Avec l’aide de quelques amis, Bastos a sélectionné un groupe de 22 enfants âgés de 8 à 17 ans qui étaient prêts à échanger des lettres. “J’ai parlé à des amis qui avaient des enfants et je leur ai expliqué mon idée. Leur réponse a été enthousiaste ; ils voulaient aider à ce qui est une merveilleuse cause humanitaire”. Un enfant de six ans a demandé à sa mère d’acheter une carte, tandis qu’un autre de 16 ans a voulu jouer une chanson sur sa guitare ; d’autres ont demandé à leurs parents d’enregistrer des vidéos spéciales.
Leurs lettres comprenaient des poèmes et des dessins, et parlaient de leurs espoirs et de leurs rêves. En Palestine, par exemple, Jana veut voyager et devenir médecin ou scientifique. Vicente, 16 ans, un brésilien, espère que l’humanité pourra s’unir pour surmonter les difficultés communes. Olivia et Mousa aimeraient se rencontrer au Brésil et au Liban un jour.
Joud, 9 ans, a écrit du Brésil pour demander à Muayyed, 11 ans, qui vit dans la bande de Gaza, de lui parler de l’isolement dû au Covid-19 ainsi que du blocus israélien sur le territoire. Tous les deux vivent sous la menace de la pandémie, mais ils ne sont pas égaux devant ses effets, et ils en sont conscients. Ils savent que le Covid-19 risque d’être plus nocif pour les habitants des pays et des quartiers les plus pauvres, et pour ceux qui se trouvent déjà dans une situation extrêmement vulnérable.
Pour les enfants de Gaza, en fait, la vie pandémique n’est pas très différente, puisqu’ils vivent enfermés depuis 13 ans sous le siège israélien. Leurs maisons sont situées dans l’un des endroits les plus densément peuplés du monde et l’un des plus pauvres ; des centaines de milliers de personnes vivent dans des camps de réfugiés à moitié en ruines et des bâtiments bombardés. Ils sont bien placés pour demander au reste du monde ce que ça leur fait d’être coupés des autres et de ne pas pouvoir se déplacer librement à cause de la fermeture des frontières. Bienvenue dans le mode de vie qui leur est imposé !

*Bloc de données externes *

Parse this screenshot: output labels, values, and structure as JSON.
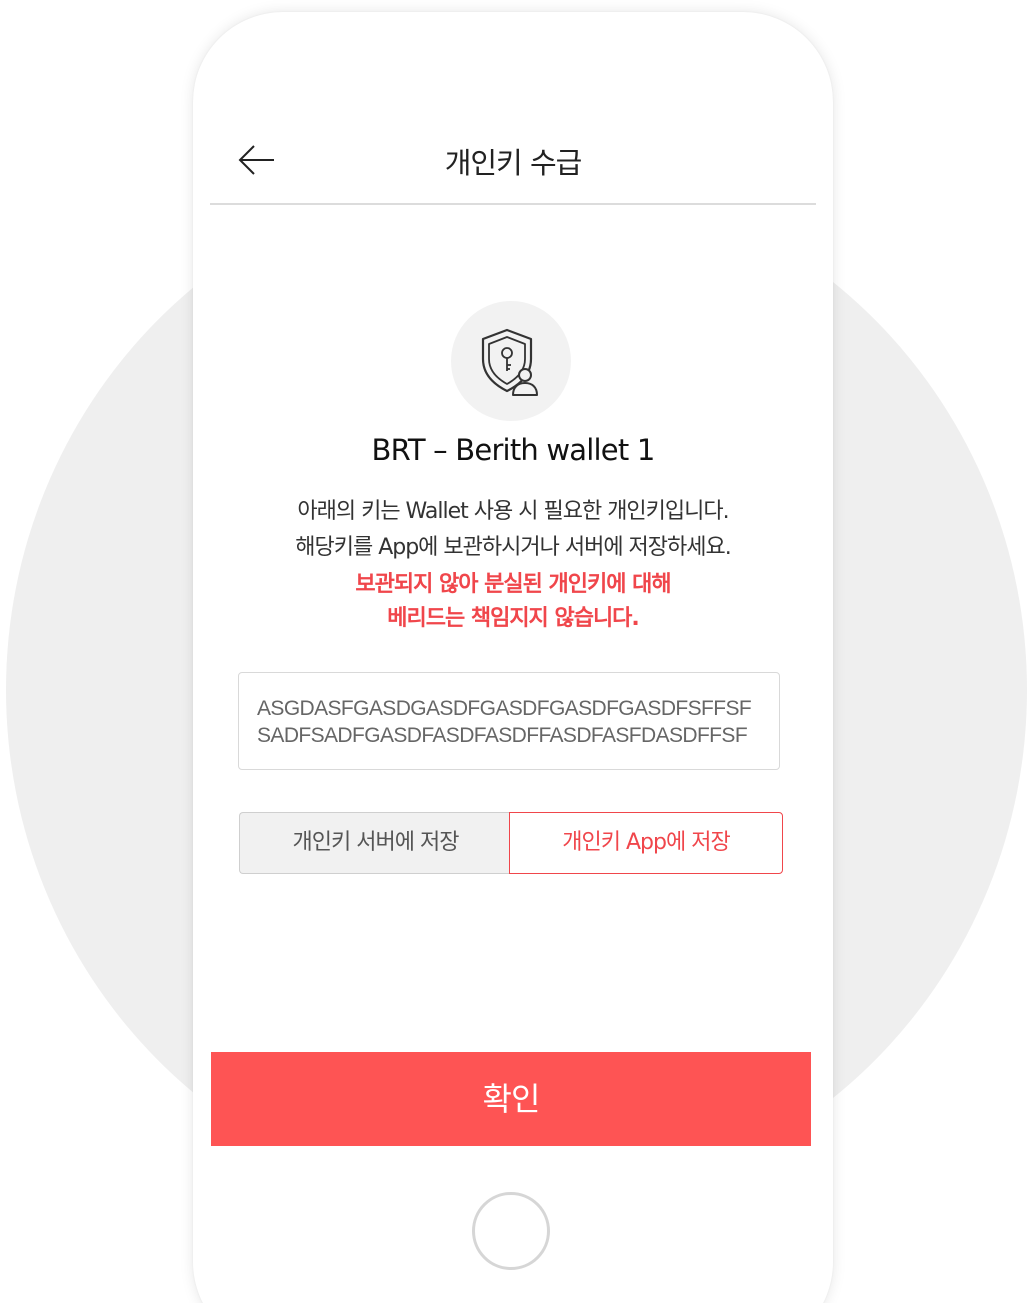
{
  "header": {
    "title": "개인키 수급",
    "back_icon": "arrow-left-icon"
  },
  "wallet": {
    "icon": "shield-key-user-icon",
    "name": "BRT – Berith wallet 1"
  },
  "description": {
    "line1": "아래의 키는 Wallet 사용 시 필요한 개인키입니다.",
    "line2": "해당키를 App에 보관하시거나 서버에 저장하세요."
  },
  "warning": {
    "line1": "보관되지 않아 분실된 개인키에 대해",
    "line2": "베리드는 책임지지 않습니다."
  },
  "private_key": {
    "line1": "ASGDASFGASDGASDFGASDFGASDFGASDFSFFSF",
    "line2": "SADFSADFGASDFASDFASDFFASDFASFDASDFFSF"
  },
  "save_options": {
    "server_label": "개인키 서버에 저장",
    "app_label": "개인키 App에 저장",
    "selected": "app"
  },
  "confirm_label": "확인",
  "colors": {
    "accent": "#fe5454",
    "warning_text": "#f0464b",
    "background_circle": "#efefef"
  }
}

Bastos en est tout à fait consciente. “Une grande partie de la population de Gaza est réfugiée et vit dans des camps. Pour mener à bien mon projet et toucher des enfants réfugiés, j’ai dû contacter la bande de Gaza”.

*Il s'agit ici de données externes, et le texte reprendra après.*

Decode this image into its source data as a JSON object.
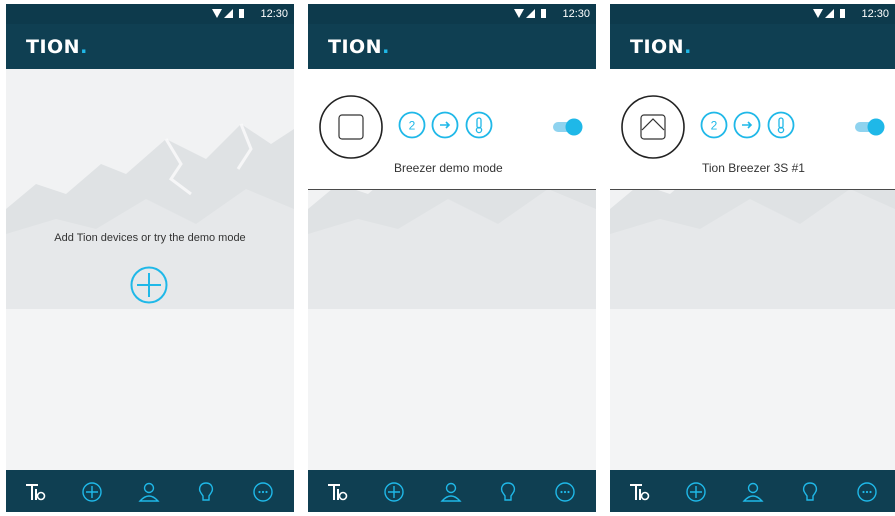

C’est alors que Razan Alsaafin est entrée en scène pour mener à bien le projet avec les enfants de Gaza.
“Grâce à mon travail au Club Madarek, j’ai pu entrer en contact avec les enfants et leurs familles”, m’a-t-elle expliqué. “Je leur ai parlé de l’idée d’Angela et leur ai ensuite demandé d’écrire ou de dessiner des lettres pour les enfants brésiliens”. La réponse et l’interaction ont été merveilleuses, mais il y a eu des difficultés car le blocus interdit aux enfants palestiniens d’avoir des contacts avec des personnes d’autres cultures. “Nous devions leur dire ce qu’ils avaient le droit d’écrire et leur expliquer à qui ils écrivaient. J’espère que nous pourrons envoyer davantage de messages vidéo au Brésil, ainsi que des lettres, dans les jours à venir”.
Lorsque le projet a démarré, la vie était relativement calme à Gaza, puis à la mi-septembre, les roquettes et les bombes ont recommencé à tomber. Sana, 10 ans, l’a raconté à son correspondant Kian, ce qui lui a fait découvrir la situation en Palestine occupée. Il lui a répondu qu’il avait commencé à apprendre un poème célèbre sur la Palestine.

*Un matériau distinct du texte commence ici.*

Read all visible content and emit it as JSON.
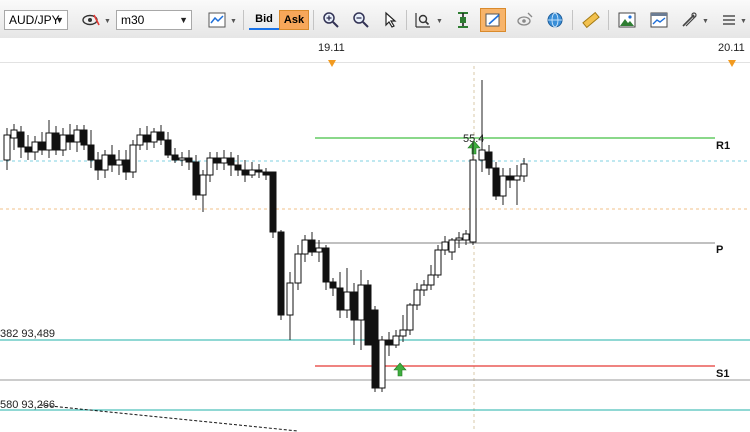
{
  "toolbar": {
    "symbol": "AUD/JPY",
    "timeframe": "m30",
    "bid_label": "Bid",
    "ask_label": "Ask"
  },
  "timeline": {
    "date1": "19.11",
    "date2": "20.11"
  },
  "chart": {
    "levels": {
      "r1": "R1",
      "p": "P",
      "s1": "S1"
    },
    "fib_label_1": "382 93,489",
    "fib_label_2": "580 93,266",
    "annotation": "55.4"
  },
  "colors": {
    "accent": "#f7a75a",
    "r1_line": "#43c043",
    "s1_line": "#e53935",
    "fib_line": "#20b2aa",
    "pivot_line": "#9a9a9a"
  }
}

Malgré les effets négatifs de la pandémie, Angela Bastos est optimiste. “Au milieu du chaos, nous avons lancé des messages sur le net et des bouteilles à la mer pour transmettre des paroles d’espoir, de vie, de résistance et d’apprentissage”. Les Brésiliens qui participent au projet, a-t-elle ajouté, ont découvert ce qu’était la vie dans les camps de réfugiés sous occupation à travers les yeux et les lettres des enfants palestiniens, qui de leur côté apprécient qu’on ne les oublie pas.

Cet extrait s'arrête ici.